Monday was a day of great relief (well, for me), as I was released from seclusion, and of course then went back into it in the evening along with everyone else. On Sunday at 10am I prayed through the short liturgy I'd posted out to everyone on my email list, and strangely felt the prayers of the parish pressing on me.
I knew Marion had offered the mass at the church with Rick the verger in attendance. This was what I thought might continue, but by the evening it was clear that the Diocese of London was closing churches entirely, and it was only a matter of time before everyone else followed suit, as of course it proved. I am not at all sure about the business of saying mass entirely alone: it should only be done in circumstances of absolute emergency, which I suppose these are. If, confined to the house, I try - and it seems I ought - it will be even more a sign of deprivation. What a desert Lent this is. I've found the bleak Psalms appointed for the season leaping off the page with sharp intensity: they refer to different times, places and experiences, but the same emotions.
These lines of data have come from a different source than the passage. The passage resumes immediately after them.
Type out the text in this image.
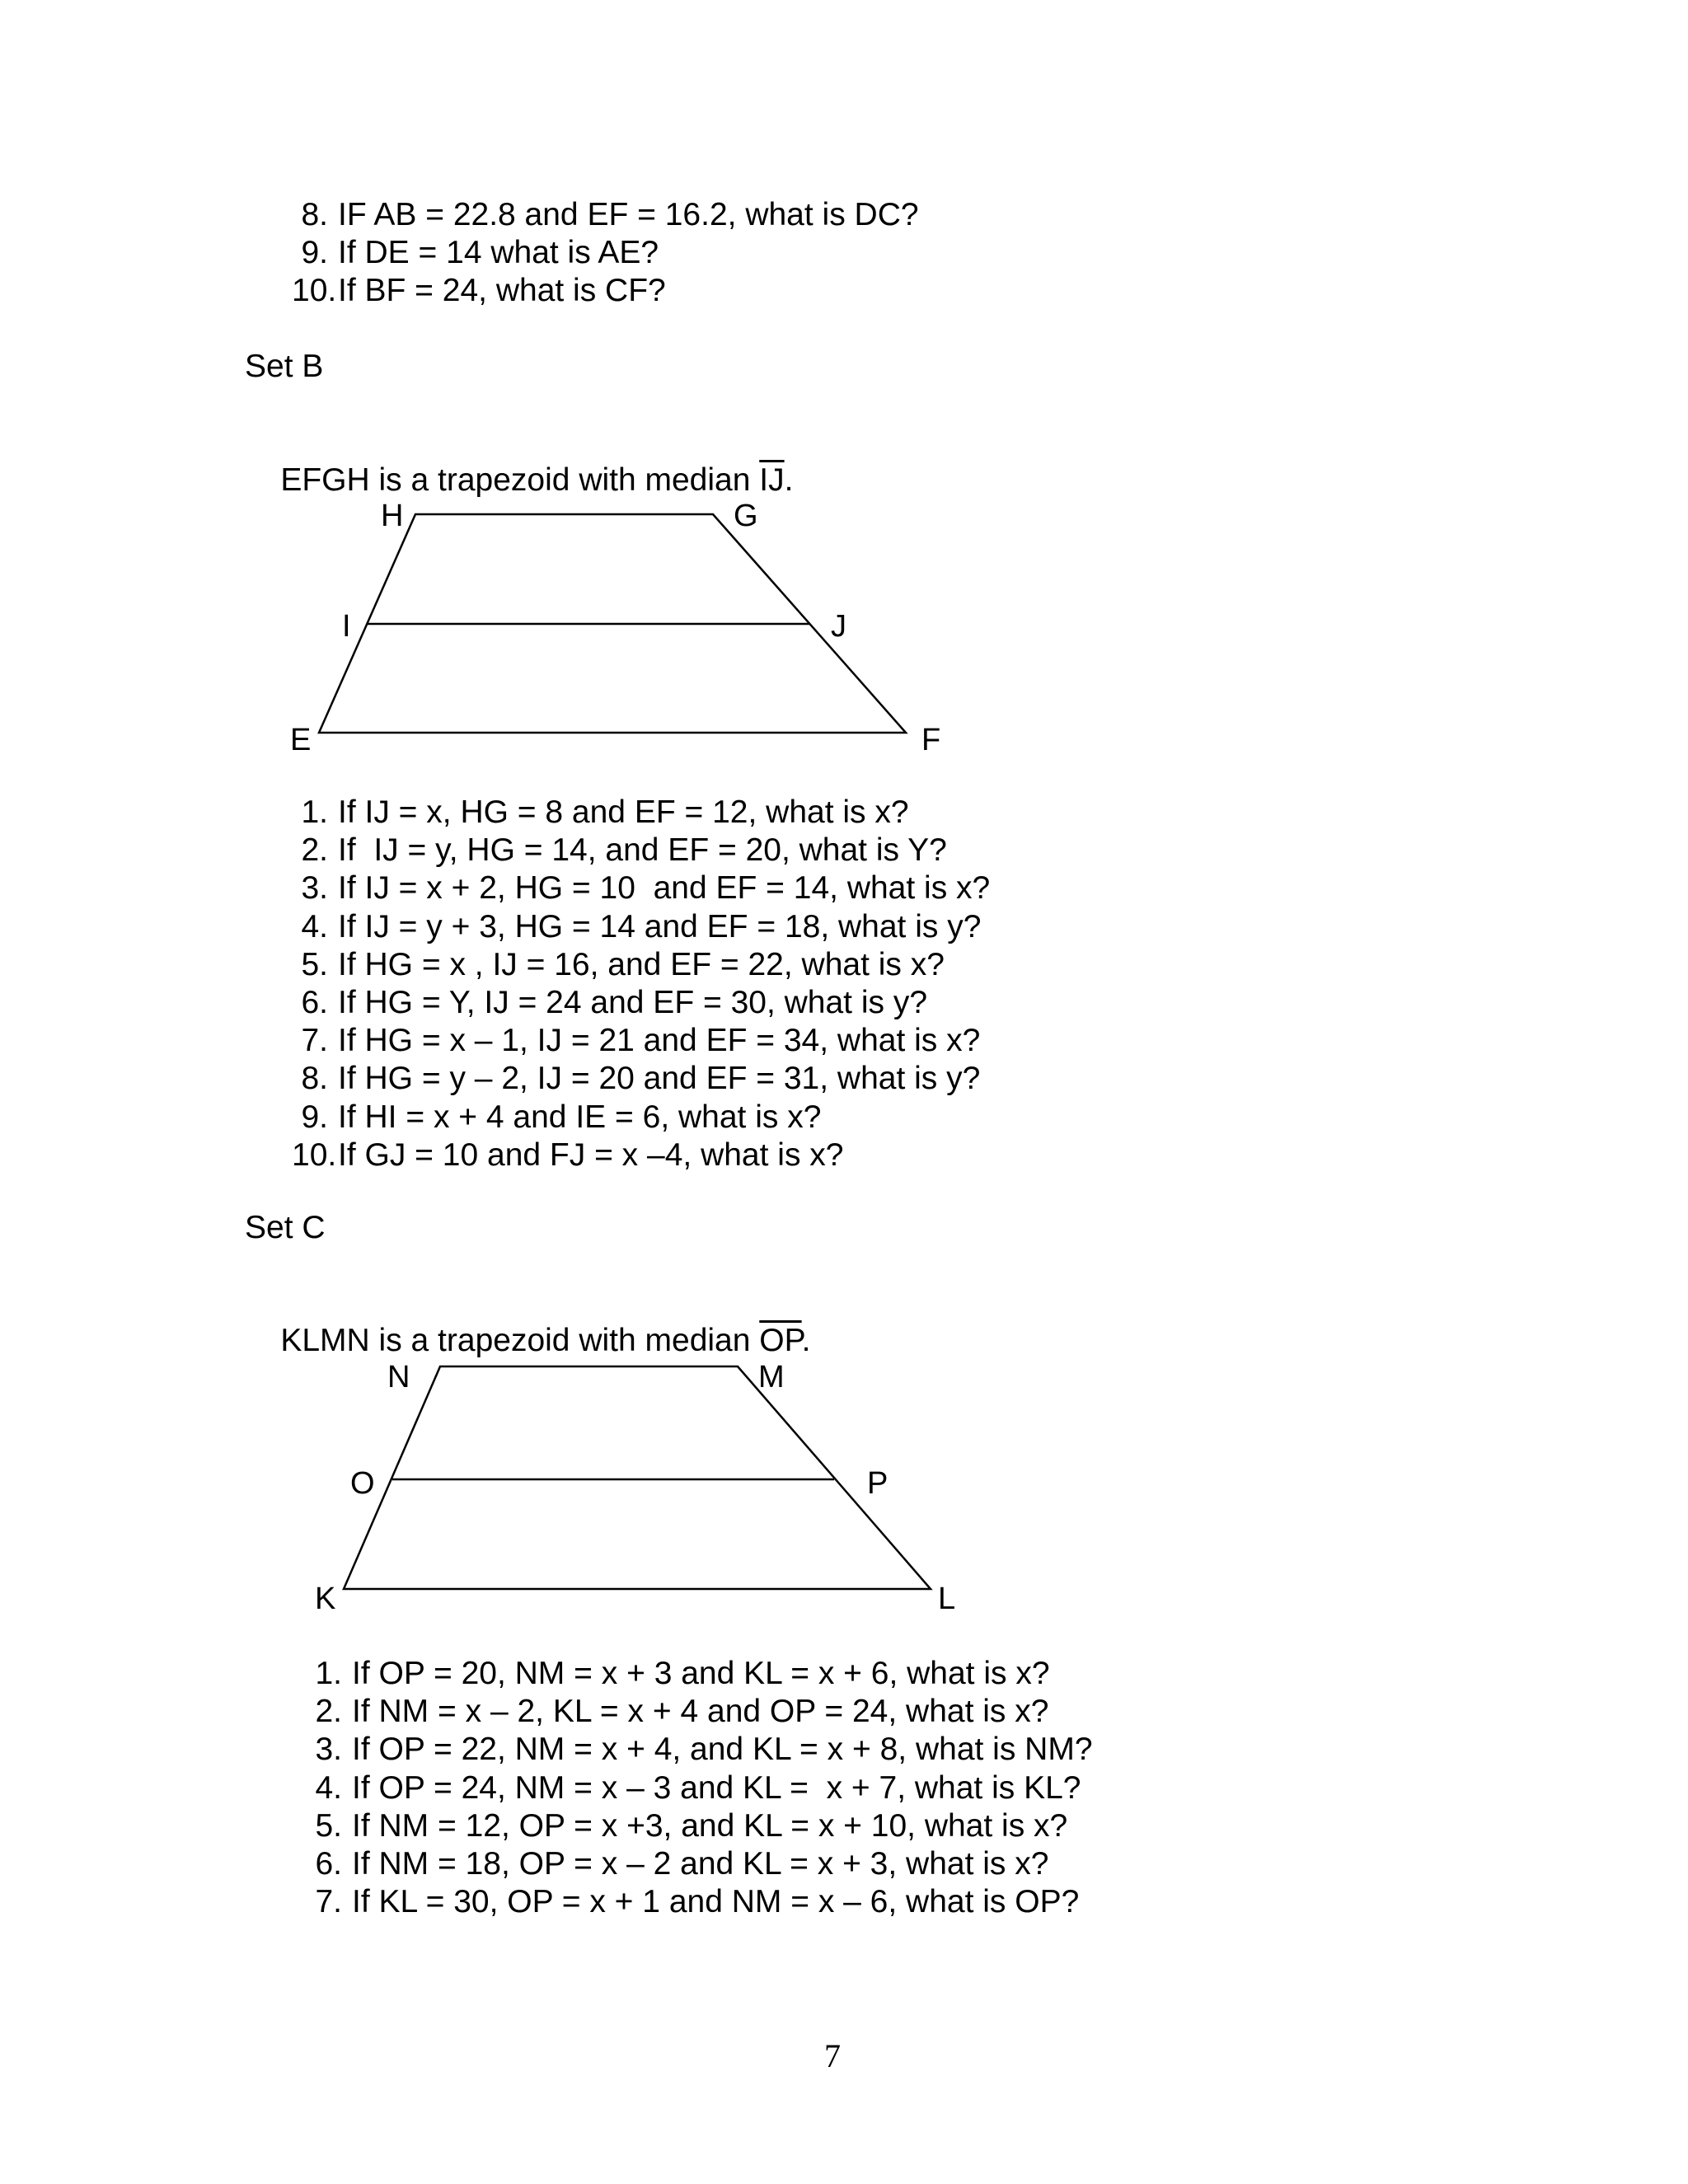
8. IF AB = 22.8 and EF = 16.2, what is DC?
9. If DE = 14 what is AE?
10.If BF = 24, what is CF?
Set B

EFGH is a trapezoid with median $\overline{IJ}$.

H	G
I	J
E	F
1. If IJ = x, HG = 8 and EF = 12, what is x?
2. If  IJ = y, HG = 14, and EF = 20, what is Y?
3. If IJ = x + 2, HG = 10  and EF = 14, what is x?
4. If IJ = y + 3, HG = 14 and EF = 18, what is y?
5. If HG = x , IJ = 16, and EF = 22, what is x?
6. If HG = Y, IJ = 24 and EF = 30, what is y?
7. If HG = x – 1, IJ = 21 and EF = 34, what is x?
8. If HG = y – 2, IJ = 20 and EF = 31, what is y?
9. If HI = x + 4 and IE = 6, what is x?
10.If GJ = 10 and FJ = x –4, what is x?
Set C

KLMN is a trapezoid with median $\overline{OP}$.

N	M
O	P
K	L
1. If OP = 20, NM = x + 3 and KL = x + 6, what is x?
2. If NM = x – 2, KL = x + 4 and OP = 24, what is x?
3. If OP = 22, NM = x + 4, and KL = x + 8, what is NM?
4. If OP = 24, NM = x – 3 and KL =  x + 7, what is KL?
5. If NM = 12, OP = x +3, and KL = x + 10, what is x?
6. If NM = 18, OP = x – 2 and KL = x + 3, what is x?
7. If KL = 30, OP = x + 1 and NM = x – 6, what is OP?
7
So many of my colleagues are live-streaming and recording masses, and even themselves saying the Office. The discombobulation of the times and the usual distraction that dogs me when saying it alone results in so many mistakes I wouldn't inflict it on anyone though perhaps it might increase my discipline. I think somehow the audio is more intimate, and stripped of so many of our usual forms of activity we strive to find new ones, I suspect.
Phoning round the congregation I discover all sorts of things. Families are ensuring that older relatives are considerably more technologically plugged-in than I tend to be! Within our acquaintance we've had three definite cases of C-19 and many suspected ones, not least my own. Tania the hairdresser told me two of her elderly lady clients have fallen out after arguing whether the current situation was worse than the War or not.
I went out shopping yesterday and was able to get pretty much everything I wanted. Praying on Sunday morning, I realised that the constant background hum from the A3 some miles away had stopped, and going to the postbox under dead of night the silence was deep, as though this is the middle of the countryside; strangely, it even seemed to smell differently.